For EKS, this can be set at the node group level or via a DaemonSet that applies sysctl.

2. Use streaming (astream / converseStream) instead of blocking invoke

Streaming connections exchange bytes continuously, so they never reach the 350 s idle window. This is the most resilient fix architecturally and also reduces TTFT by delivering first tokens as soon as they are generated:

async for chunk in llm.astream(messages):
    process(chunk)

3. Upgrade langchain-aws to ≥ 1.2.3

A separate but related bug where streaming response bodies were not properly closed caused connections to accumulate in a bad state in the pool. Fixed in langchain-aws#858, released in 1.2.3.

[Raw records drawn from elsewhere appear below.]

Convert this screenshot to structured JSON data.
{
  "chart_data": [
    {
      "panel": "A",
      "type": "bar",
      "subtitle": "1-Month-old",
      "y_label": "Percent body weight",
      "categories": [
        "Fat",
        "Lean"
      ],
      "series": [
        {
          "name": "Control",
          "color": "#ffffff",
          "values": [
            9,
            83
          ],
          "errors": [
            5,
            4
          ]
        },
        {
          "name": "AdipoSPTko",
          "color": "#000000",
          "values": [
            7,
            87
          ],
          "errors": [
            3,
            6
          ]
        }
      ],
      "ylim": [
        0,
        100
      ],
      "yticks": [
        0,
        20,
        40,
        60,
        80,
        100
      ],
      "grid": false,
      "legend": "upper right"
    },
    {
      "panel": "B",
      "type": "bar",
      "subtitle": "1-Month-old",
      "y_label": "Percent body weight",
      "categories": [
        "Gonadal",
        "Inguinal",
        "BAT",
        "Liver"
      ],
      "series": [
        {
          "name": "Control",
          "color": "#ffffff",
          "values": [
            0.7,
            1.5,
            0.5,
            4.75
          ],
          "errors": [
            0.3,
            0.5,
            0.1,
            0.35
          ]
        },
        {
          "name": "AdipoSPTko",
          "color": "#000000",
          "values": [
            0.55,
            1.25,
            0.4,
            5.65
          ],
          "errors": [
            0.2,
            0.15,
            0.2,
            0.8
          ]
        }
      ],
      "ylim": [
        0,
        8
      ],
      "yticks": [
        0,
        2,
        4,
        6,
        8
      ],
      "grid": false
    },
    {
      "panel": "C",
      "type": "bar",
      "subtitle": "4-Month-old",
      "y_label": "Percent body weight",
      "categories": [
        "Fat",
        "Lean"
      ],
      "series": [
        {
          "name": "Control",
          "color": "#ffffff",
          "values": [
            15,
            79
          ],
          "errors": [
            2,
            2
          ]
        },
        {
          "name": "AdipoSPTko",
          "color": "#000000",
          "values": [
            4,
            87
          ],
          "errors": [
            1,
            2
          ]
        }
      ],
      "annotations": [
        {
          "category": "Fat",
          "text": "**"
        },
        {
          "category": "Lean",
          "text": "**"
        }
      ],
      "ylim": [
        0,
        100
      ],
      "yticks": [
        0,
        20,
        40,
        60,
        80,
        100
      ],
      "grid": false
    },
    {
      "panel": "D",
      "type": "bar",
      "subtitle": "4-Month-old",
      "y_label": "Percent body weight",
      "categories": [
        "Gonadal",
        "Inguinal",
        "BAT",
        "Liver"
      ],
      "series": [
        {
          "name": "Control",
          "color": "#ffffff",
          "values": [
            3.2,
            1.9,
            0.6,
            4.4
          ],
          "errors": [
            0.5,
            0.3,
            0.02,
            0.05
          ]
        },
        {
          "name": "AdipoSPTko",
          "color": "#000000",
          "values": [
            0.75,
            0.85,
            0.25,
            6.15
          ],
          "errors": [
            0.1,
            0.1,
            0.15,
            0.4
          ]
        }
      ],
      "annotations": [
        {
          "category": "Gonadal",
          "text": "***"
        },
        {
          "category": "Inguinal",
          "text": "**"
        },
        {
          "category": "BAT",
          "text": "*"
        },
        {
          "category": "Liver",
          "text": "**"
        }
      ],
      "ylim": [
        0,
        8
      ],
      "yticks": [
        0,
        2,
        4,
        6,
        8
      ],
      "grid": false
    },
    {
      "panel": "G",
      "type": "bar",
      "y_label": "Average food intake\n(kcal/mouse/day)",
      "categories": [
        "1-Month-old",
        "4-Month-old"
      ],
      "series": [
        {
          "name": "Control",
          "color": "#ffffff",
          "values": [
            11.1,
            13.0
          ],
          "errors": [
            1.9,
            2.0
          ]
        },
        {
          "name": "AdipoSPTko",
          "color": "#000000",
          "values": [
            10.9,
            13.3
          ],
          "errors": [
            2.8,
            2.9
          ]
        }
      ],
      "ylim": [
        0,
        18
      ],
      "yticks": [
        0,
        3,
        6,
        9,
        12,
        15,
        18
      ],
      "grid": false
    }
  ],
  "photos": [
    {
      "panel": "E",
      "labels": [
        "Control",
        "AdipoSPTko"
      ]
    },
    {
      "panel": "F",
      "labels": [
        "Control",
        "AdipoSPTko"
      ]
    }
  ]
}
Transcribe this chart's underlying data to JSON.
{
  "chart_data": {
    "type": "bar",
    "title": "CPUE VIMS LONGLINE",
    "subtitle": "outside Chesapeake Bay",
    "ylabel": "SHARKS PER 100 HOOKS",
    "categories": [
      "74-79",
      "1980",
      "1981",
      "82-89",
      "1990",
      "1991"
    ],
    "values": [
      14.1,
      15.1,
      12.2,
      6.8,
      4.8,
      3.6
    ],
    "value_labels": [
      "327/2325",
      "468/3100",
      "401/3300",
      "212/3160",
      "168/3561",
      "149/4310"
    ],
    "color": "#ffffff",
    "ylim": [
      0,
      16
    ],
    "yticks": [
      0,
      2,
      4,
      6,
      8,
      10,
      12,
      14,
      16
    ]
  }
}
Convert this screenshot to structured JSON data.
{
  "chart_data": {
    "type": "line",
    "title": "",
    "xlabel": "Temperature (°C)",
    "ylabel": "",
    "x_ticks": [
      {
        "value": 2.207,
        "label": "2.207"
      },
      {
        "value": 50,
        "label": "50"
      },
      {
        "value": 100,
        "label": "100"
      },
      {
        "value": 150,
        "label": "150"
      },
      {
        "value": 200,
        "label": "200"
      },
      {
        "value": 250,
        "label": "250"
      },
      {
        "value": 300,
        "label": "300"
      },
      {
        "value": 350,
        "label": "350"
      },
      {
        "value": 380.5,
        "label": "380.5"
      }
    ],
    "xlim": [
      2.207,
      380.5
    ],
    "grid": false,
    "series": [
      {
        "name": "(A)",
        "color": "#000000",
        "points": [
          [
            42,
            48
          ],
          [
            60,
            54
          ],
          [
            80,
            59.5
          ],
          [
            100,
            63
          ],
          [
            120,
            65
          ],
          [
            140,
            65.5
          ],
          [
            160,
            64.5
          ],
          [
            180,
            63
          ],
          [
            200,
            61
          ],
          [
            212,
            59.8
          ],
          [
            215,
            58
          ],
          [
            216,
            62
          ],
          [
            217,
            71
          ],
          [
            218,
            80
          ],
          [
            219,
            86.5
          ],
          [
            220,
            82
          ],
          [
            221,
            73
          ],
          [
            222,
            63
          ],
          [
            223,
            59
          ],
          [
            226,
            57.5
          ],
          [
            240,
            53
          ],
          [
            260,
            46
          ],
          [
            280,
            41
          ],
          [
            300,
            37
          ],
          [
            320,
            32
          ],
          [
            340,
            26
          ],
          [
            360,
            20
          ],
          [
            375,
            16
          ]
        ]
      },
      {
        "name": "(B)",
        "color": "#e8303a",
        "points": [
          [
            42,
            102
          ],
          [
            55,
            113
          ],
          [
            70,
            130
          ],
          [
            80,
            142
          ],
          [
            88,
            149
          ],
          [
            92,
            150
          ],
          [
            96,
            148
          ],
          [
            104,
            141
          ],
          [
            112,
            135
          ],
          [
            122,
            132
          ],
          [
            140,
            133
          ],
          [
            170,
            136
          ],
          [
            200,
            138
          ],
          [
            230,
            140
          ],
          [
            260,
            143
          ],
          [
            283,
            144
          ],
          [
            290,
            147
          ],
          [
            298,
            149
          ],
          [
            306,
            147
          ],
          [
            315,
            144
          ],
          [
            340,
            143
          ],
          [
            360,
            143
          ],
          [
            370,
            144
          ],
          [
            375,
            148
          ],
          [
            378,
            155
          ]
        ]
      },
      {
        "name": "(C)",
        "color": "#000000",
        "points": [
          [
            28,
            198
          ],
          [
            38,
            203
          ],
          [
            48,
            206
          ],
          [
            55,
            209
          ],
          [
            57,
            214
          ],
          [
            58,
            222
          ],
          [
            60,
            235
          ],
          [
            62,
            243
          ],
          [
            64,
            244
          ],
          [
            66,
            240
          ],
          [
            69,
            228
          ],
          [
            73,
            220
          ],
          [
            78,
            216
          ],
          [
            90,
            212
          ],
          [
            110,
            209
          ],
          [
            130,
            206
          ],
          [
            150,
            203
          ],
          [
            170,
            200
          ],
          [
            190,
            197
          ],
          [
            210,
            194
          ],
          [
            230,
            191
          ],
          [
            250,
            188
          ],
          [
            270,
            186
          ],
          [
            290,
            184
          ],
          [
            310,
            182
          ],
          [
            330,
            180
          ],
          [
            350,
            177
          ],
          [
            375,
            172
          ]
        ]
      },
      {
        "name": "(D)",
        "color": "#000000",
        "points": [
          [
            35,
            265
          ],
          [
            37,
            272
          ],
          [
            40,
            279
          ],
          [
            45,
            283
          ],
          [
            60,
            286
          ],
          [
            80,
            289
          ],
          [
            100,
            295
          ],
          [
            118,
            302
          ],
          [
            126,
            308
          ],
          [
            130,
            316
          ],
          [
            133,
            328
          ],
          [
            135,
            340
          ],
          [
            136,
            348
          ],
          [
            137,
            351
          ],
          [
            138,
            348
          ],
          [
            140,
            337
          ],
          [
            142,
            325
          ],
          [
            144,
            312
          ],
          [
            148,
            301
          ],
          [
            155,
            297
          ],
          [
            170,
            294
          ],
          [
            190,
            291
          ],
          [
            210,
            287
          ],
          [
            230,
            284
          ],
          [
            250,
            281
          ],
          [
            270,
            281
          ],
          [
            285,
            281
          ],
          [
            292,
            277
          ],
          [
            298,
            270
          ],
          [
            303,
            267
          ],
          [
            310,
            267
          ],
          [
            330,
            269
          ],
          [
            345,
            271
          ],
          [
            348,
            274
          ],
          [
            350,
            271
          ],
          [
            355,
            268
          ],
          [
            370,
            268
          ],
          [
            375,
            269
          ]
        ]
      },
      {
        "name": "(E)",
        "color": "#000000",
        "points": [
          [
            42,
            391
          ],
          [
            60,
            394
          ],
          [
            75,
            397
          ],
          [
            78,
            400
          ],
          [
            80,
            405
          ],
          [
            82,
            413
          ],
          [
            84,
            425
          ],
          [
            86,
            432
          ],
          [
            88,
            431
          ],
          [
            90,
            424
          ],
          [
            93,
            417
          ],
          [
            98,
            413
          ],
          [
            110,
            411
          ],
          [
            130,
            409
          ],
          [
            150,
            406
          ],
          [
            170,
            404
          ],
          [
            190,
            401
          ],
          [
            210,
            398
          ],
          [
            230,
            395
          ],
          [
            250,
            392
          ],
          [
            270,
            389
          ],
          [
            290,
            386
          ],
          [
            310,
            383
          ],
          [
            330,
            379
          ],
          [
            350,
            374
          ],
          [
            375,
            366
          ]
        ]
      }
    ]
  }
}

4. Use performanceConfig: latency=optimized

Available on Claude Sonnet models via the Converse API. Reduces baseline TTFT but does not fix the stale-connection issue directly:

ChatBedrockConverse(
    model_id="us.anthropic.claude-sonnet-4-6",
    additional_model_request_fields={},
    # pass through via client call kwargs
)
# or via boto3 directly:
bedrock_client.converse(
    ...,
    performanceConfig={"latency": "optimized"},
)

5. Monitor with CloudWatch

Use the IdleTimeoutCount VPC metric to confirm NAT idle drops are the trigger, and bedrock:InvokeModel RetryAttempts field in ResponseMetadata to confirm boto3 retries are the amplifier.

Summary table

The ~63–64 s spikes at hour-scale idleness are not a Bedrock or cross-region inference cold-start issue - they are a TCP connection management problem that the above mitigations eliminate entirely.